Just kidding, it wasn’t really that bad. Everything I did can be broken down into the following phases:
- Building the API
- Building the React
- Implementing Redux
- Routing with react-router
- Styling with react-bootstrap and react-router-bootstrap
Building the API
Easy! The Rails all came back like riding a bike, more or less. Had to do some googling to get syntax right, but by and large putting together a standalone API where I could see the JSON rendered at the routes I wanted it at was a breeze. For the most part, the problems I had were ActiveRecord stuff where the pluralization and capitalization conventions got away from me.
Much harder was linking up the front end to the API. I wanted to do some ‘fake’ authentication where I just kept a single sessions object alive in the database that told the app which user was logged in, and that ended up being a pain. I got it done, but it was hacky. It never fails to surprise me how much the restful actions in a controller can end up doing things that don’t line up at all with what they’re called.
A big hurdle was the fact that when people build Rails apps, they nearly always use form helpers that have a specific way of interacting with controllers. Since I was using JS, I had to understand exactly what kind of information a controller action expects to receive from a form in order to make it available in a ‘params’ object.
Building the React
My biggest trouble with the actual React was knowing how to structure my application, and I think that’s something that I’ll learn more about as time goes on. For example, for a brief moment I wanted to give my users profile pictures, but it was difficult to know where to store them. Should they even belong in the client directory? Seems like that would go in the Rails
app/assets folder. Oh, but
clients/src files won’t let you import files from outside of
src? A lot of things that seem pretty basic for an app are turning out to be harder than I thought, but I guess that can be said for most frameworks.
Definitely the most mind-stretching part of the project, and of learning React in general. I feel like I got a much better handle on the elements of Redux; it’s definitely nice to know that all the info lives in one spot. But then again, couldn’t that responsibility belong to the API? I felt a bit like the store was just working as a middleman between my front-end and my API in this project. Maybe that would be less the case in a situation where the API is just a resource, and doesn’t get mutated by the user’s interactions with the app.
Using fetch() correctly was probably the most difficult part of the entire project. It took me forever to understand that you can’t really return a vlue from a promise chain, you can only call a function in the final .then( ) call on the resolved promise from the second-to-last .then( ). That helped a lot, because I had some situations where I wanted to post info directly to the database instead of messing with state through dispatch( ).
Routing with react-router
After fetch( ), react-router was probably my biggest challenge. The biggest lesson that I learned in using it is that if you’re going to use react-router, EVERY component has to be nested in a Route. Otherwise, when you’re working in that component, you end up realizing that you want a link to take you somewhere, but you’re unable to do a
this.props.history.push because props was never passed a history object. I ended up in a few situations where I ended up just using an anchor tag and an href because it seemed easier than going through the trouble of doing react-routes just for that one little component, but when most of your links use react-router, suddenly a full dom re-render feels much clunkier and more noticeable. Doing react-router routes in all of my components is definitely something I’m going to have to accept as a fact of life from now on!
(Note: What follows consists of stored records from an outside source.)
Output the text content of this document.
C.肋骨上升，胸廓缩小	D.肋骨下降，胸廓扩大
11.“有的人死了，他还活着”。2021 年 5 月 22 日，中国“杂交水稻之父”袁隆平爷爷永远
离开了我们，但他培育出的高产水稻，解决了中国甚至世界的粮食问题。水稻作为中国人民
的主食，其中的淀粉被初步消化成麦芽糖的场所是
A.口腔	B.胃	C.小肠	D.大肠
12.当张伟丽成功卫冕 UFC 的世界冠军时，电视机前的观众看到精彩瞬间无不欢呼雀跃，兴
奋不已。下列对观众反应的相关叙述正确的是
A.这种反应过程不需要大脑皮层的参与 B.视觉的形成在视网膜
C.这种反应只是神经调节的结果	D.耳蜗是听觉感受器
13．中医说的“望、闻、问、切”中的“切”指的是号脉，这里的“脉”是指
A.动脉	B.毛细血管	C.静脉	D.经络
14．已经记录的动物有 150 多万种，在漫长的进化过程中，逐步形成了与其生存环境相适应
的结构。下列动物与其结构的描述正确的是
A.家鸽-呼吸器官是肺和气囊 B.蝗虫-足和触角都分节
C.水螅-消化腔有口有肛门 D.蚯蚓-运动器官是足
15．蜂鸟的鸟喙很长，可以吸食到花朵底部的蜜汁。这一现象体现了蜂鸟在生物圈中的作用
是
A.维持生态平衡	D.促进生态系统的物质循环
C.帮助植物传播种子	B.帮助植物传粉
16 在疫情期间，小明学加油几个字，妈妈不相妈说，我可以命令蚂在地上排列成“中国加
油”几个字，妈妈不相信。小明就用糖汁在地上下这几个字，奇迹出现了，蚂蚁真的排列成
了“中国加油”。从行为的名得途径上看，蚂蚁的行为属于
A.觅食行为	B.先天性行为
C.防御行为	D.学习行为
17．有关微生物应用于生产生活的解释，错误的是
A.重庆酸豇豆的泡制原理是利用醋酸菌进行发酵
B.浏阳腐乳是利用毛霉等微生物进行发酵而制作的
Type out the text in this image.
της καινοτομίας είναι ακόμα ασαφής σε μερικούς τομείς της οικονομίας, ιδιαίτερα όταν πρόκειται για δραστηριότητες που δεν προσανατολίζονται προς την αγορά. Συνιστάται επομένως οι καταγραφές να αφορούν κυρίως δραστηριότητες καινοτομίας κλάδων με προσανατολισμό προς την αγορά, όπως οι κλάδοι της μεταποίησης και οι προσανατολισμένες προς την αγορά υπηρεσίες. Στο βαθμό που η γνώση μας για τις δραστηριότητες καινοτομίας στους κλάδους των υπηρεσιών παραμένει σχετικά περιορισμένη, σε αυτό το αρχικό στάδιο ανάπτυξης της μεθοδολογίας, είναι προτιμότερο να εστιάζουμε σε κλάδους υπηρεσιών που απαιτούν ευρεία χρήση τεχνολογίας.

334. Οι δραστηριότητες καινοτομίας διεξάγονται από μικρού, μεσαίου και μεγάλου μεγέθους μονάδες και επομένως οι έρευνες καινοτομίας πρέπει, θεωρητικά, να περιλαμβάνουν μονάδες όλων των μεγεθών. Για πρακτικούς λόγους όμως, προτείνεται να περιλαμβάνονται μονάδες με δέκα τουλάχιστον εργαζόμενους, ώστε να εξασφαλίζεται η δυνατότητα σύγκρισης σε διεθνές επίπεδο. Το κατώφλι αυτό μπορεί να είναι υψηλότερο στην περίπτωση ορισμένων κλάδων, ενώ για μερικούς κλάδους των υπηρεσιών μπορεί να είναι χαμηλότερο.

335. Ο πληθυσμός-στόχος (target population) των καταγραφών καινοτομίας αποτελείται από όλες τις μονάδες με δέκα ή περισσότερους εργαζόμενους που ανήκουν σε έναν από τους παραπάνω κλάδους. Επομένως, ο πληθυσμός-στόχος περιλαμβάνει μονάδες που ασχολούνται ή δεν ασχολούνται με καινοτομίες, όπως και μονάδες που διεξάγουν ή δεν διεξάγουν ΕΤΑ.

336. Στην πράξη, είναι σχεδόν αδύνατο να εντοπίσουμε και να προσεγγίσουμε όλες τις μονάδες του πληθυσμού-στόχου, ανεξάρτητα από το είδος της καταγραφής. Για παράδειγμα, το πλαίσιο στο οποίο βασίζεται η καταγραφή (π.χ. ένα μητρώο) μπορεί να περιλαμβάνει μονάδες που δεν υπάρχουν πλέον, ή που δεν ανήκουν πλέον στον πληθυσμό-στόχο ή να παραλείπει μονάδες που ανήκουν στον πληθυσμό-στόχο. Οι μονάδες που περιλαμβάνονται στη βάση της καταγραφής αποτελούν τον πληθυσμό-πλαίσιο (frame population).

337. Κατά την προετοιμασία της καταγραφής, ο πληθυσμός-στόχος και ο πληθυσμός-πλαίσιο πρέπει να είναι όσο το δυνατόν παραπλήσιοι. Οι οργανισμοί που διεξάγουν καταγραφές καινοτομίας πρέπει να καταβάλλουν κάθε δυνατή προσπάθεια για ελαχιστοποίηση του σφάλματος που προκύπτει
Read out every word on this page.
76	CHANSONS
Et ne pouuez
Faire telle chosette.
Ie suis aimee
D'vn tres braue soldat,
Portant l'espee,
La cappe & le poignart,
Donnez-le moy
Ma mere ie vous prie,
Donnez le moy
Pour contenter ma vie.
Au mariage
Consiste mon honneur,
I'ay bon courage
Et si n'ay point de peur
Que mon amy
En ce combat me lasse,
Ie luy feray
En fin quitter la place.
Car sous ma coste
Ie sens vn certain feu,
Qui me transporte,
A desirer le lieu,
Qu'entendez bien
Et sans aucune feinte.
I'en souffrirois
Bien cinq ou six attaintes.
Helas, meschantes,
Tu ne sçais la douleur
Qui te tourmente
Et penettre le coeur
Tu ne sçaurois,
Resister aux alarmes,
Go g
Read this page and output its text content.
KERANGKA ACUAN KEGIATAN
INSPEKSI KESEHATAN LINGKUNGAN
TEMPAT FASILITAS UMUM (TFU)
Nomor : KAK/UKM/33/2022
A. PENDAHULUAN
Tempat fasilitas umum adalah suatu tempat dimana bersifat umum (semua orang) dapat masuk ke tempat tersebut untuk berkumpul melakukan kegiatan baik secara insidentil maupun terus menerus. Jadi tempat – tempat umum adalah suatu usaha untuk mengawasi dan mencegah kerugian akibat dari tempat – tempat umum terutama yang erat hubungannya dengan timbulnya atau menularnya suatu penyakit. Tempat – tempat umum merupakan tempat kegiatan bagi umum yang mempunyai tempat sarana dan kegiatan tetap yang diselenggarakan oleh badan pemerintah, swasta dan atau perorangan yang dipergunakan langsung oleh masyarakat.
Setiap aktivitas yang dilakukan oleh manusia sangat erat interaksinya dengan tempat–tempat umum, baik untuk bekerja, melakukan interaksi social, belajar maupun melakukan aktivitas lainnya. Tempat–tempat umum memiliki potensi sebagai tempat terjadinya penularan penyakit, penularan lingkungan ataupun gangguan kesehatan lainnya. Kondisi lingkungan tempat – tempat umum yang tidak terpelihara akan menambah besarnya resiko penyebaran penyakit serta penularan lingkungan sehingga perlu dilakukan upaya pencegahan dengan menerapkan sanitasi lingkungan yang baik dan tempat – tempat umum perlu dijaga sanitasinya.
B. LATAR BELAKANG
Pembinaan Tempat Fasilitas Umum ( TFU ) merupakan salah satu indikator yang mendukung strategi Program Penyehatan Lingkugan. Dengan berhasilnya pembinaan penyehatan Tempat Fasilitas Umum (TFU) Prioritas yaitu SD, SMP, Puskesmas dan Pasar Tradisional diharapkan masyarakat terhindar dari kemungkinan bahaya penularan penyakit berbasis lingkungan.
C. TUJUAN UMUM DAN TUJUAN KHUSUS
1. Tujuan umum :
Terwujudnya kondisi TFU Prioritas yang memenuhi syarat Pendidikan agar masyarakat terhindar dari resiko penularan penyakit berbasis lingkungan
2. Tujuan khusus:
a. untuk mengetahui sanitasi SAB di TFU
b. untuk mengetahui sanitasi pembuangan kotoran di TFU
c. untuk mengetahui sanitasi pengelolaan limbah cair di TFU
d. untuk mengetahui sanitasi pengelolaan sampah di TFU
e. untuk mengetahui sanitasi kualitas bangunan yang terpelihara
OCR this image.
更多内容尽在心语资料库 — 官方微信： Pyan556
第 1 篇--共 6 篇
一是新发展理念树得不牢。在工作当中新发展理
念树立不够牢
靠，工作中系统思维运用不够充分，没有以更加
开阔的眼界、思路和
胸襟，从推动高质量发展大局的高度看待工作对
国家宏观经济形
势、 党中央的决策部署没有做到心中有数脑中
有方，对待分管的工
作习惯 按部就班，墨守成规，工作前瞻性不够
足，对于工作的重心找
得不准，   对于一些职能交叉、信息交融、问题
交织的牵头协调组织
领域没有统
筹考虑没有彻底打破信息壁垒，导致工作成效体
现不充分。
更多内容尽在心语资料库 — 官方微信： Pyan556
Styling with React-Bootstrap and React-Router-Bootstrap
I never got into bootstrap quite as deeply as I should have, but now I’m all about it! Things are a bit trickier than they were last time I learned about it, though; now I’m using bootstrap! react-bootstrap is a damn cool package with a what I think is a really cool, mutant logo. Pretty much everything that’s available in vanilla Bootstrap is available in the React version, with nearly documentation that looks exactly the same and everything. It was a little difficult adding custom css though, because I couldn’t find the downloadable files and had to use the CDN, so it was hard to know exactly what the css that I was overwriting looked like. Using the react-bootstrap grid system was something I couldn’t figure out either, so I left that for another day. I can’t wait, though. I want to make some components that actually LOOK like components.
One thing that creates problems, though, is that React-Bootstrap doesn’t make itself available as simple classes, but as finished, import-able components that you then give children to. Which is fine until you realize that React-Router works the exact same way. So now you’re trying to wrap a Route around a nav, but you want that nav to be a bootstrap nav, so what wraps around what? Spoiler: neither way works. Enter React-Router-Bootstrap! It gives you more or less nothing but a
<LinkContainer> component, which is a bootstrap-friendly version of react-router’s `<Navlink>` component. We still need other react-router stuff though, so we have to hang on to that one!
I’m guessing that all this stuff will eventually get wrapped into React native, but it’s fun to see it in this phase, where everything still has to be cobbled together from five different sources. It’s certainly been interesting, and I’m looking forward to doing more with React.